Фриц вспомнил лихорадочно горящие глаза Кибальчиша, вспомнил, как тот выплёвывал ругательства в адрес буржуинов, как злобно язвил и поддевал Фрица, пока тот не надавил на курок.
- Да он бы в тебя всю обойму разрядил с полной уверенностью, что сделал доброе дело и избавил мир от очередной буржуинской гниды, - всё правильно поняла Ульрике по лицу Фрица. – И ты его ещё жалеть собираешься?!
Он замолчал. В чём-то Ульрике была, определённо, права, - если бы Кибальчишу дали в руки винтовку, в Буржуинстве от мирного и не очень населения остались бы рожки да ножки, хе-хе. Поэтому убить его было разумно и осмотрительно. Но ведь Фриц (чего уж теперь скрывать) хотел, пусть и глубоко-глубоко в душе, отпустить этого придурка и забыть обо всём, как о страшном сне... Хотел. Но убил. «Ага, если б я его отпустил, меня как минимум со скандалом бы уволили, а то и вообще, как предателя, в лагерь посадили».
- Не знаю, я вообще уже ничего не знаю… - отозвался Фриц. - Меня, как бы сказать, морально тошнит, понимаешь? От себя, от этой всей ситуации, от её грёбаной двусторонности… Я чувствую, что во мне что-то будто сломалось. Я устал, - наверное, впервые за всю жизнь вслух признался он.
- Послушай меня, - мягко, но решительно сказала Ульрике. – Ты ни в чём не виноват, для меня ты всё тот же Фриц! Да ты просто исполнял то, что тебе приказывали. Этого выродка нельзя было оставлять в живых, он же ненормальный и фанатик!
- А может, и к лучшему, если б меня посадили, - внезапно продолжил он. – Пока я ещё кого-нибудь не расстрелял.
- Да что ты говоришь-то такое! – ужаснулась она. – Ты же прекрасно знаешь, как обращаются с заключёнными!
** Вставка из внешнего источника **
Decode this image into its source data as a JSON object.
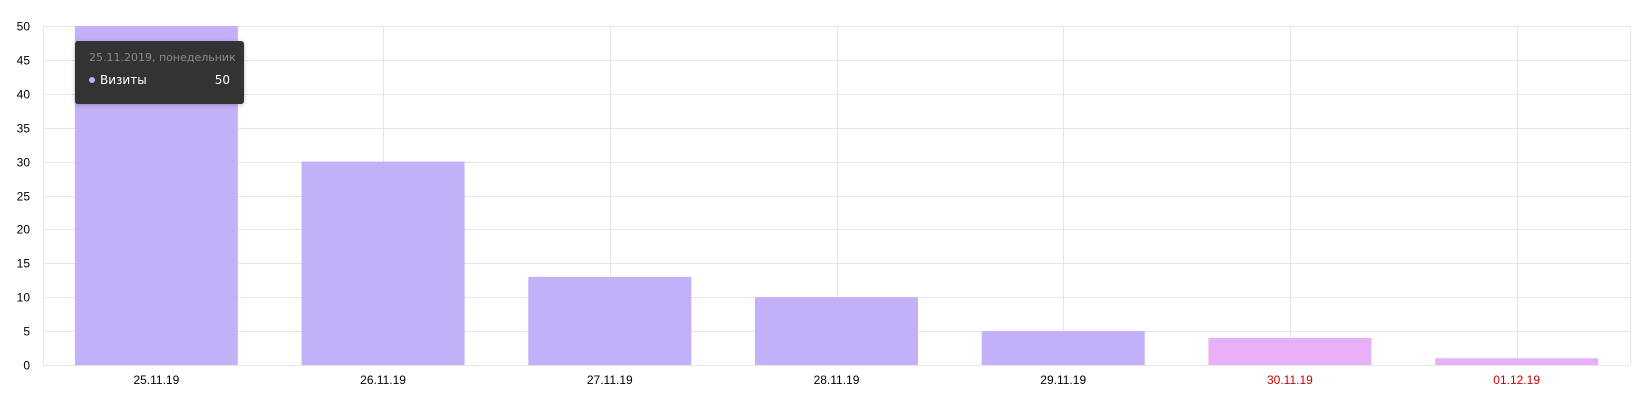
{
  "chart_data": {
    "type": "bar",
    "categories": [
      "25.11.19",
      "26.11.19",
      "27.11.19",
      "28.11.19",
      "29.11.19",
      "30.11.19",
      "01.12.19"
    ],
    "series": [
      {
        "name": "Визиты",
        "values": [
          50,
          30,
          13,
          10,
          5,
          4,
          1
        ]
      }
    ],
    "weekend": [
      false,
      false,
      false,
      false,
      false,
      true,
      true
    ],
    "ylim": [
      0,
      50
    ],
    "yticks": [
      0,
      5,
      10,
      15,
      20,
      25,
      30,
      35,
      40,
      45,
      50
    ],
    "grid": true,
    "colors": {
      "bar": "#c2b1f9",
      "bar_weekend": "#e8b1f7",
      "weekend_label": "#cc0000",
      "label": "#000000",
      "grid": "#e6e6e6"
    }
  },
  "tooltip": {
    "date": "25.11.2019, понедельник",
    "series_name": "Визиты",
    "value": "50",
    "dot_color": "#c2b1f9"
  }
}
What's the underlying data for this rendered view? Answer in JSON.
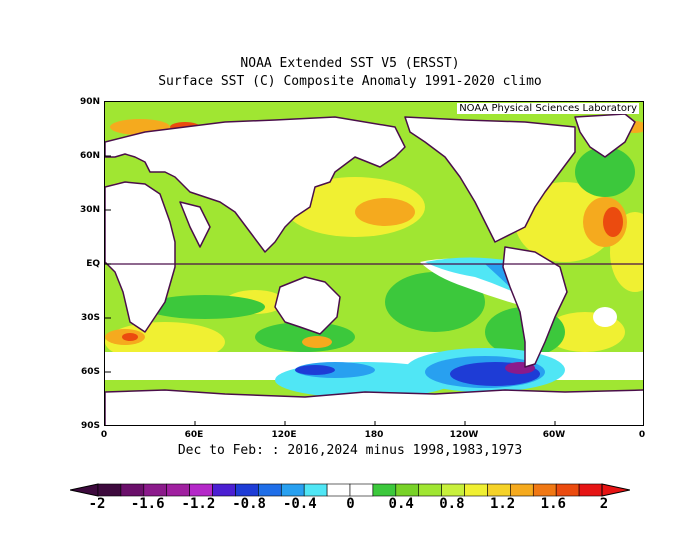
{
  "title_line1": "NOAA Extended SST V5 (ERSST)",
  "title_line2": "Surface SST (C) Composite Anomaly 1991-2020 climo",
  "credit": "NOAA Physical Sciences Laboratory",
  "subtitle": "Dec to Feb: : 2016,2024 minus 1998,1983,1973",
  "lat_labels": [
    "90N",
    "60N",
    "30N",
    "EQ",
    "30S",
    "60S",
    "90S"
  ],
  "lon_labels": [
    "0",
    "60E",
    "120E",
    "180",
    "120W",
    "60W",
    "0"
  ],
  "colorbar": {
    "colors": [
      "#3d0a3d",
      "#6a0f6a",
      "#8b1a8b",
      "#a020a0",
      "#b428c8",
      "#4b1fd2",
      "#1e3cd6",
      "#1f6ee8",
      "#28a0f0",
      "#50e6f5",
      "#ffffff",
      "#ffffff",
      "#3cc83c",
      "#78d228",
      "#a0e632",
      "#c8f03c",
      "#f0f032",
      "#f5d228",
      "#f5aa1e",
      "#f07814",
      "#eb4b0f",
      "#e61414"
    ],
    "labels": [
      "-2",
      "-1.6",
      "-1.2",
      "-0.8",
      "-0.4",
      "0",
      "0.4",
      "0.8",
      "1.2",
      "1.6",
      "2"
    ]
  }
}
Нет, лучше смерть, чем такое унижение, как арест, - прошептала Ульрике, измученно прикрыв глаза.
- Ты говоришь, прямо как мой отец, - усмехнулся Фриц.
- Значит, он прав…
- Не говори при мне этого.
- У тебя всегда были такие натянутые отношения с родителями? – с интересом посмотрела на него Ульрике.
- Сколько себя помню, - вздохнул Фриц, и тихо, чтобы не разбудить мать, зашептал: - Я был для них чем-то вроде «полочки достижений», для них всегда существовал только Фриц-отличник, Фриц-фаненюнкер, Фриц-ейфрейтор, Фриц-оберфенрих… Или вот сейчас у них есть Фриц-штурмшарфюрер, - мрачно подытожил он. – Только Мартин видел во мне просто лучшего друга. У нас столько с ним фишечек было! Чего стоят наши бредовые игры, например в полицаев, где я типа «допрашивал» его, а он «молил о пощаде», - придался воспоминаниям он. - Да, это было нечто! А родители… Они во всём и всегда давали мне установки, каким я должен быть.
- Почему же ты им следовал?
- Да дурак был, хотел всем и сразу понравиться, - признался он. – И думал, что нормальные люди такими и должны быть, что это просто я дефективный какой-то. Знаешь, Кибальчиш, наверное, был прав, когда говорил, что я считаю свою маску в разы лучше себя самого.
- Из-за этого ты постоянно всё держишь в себе?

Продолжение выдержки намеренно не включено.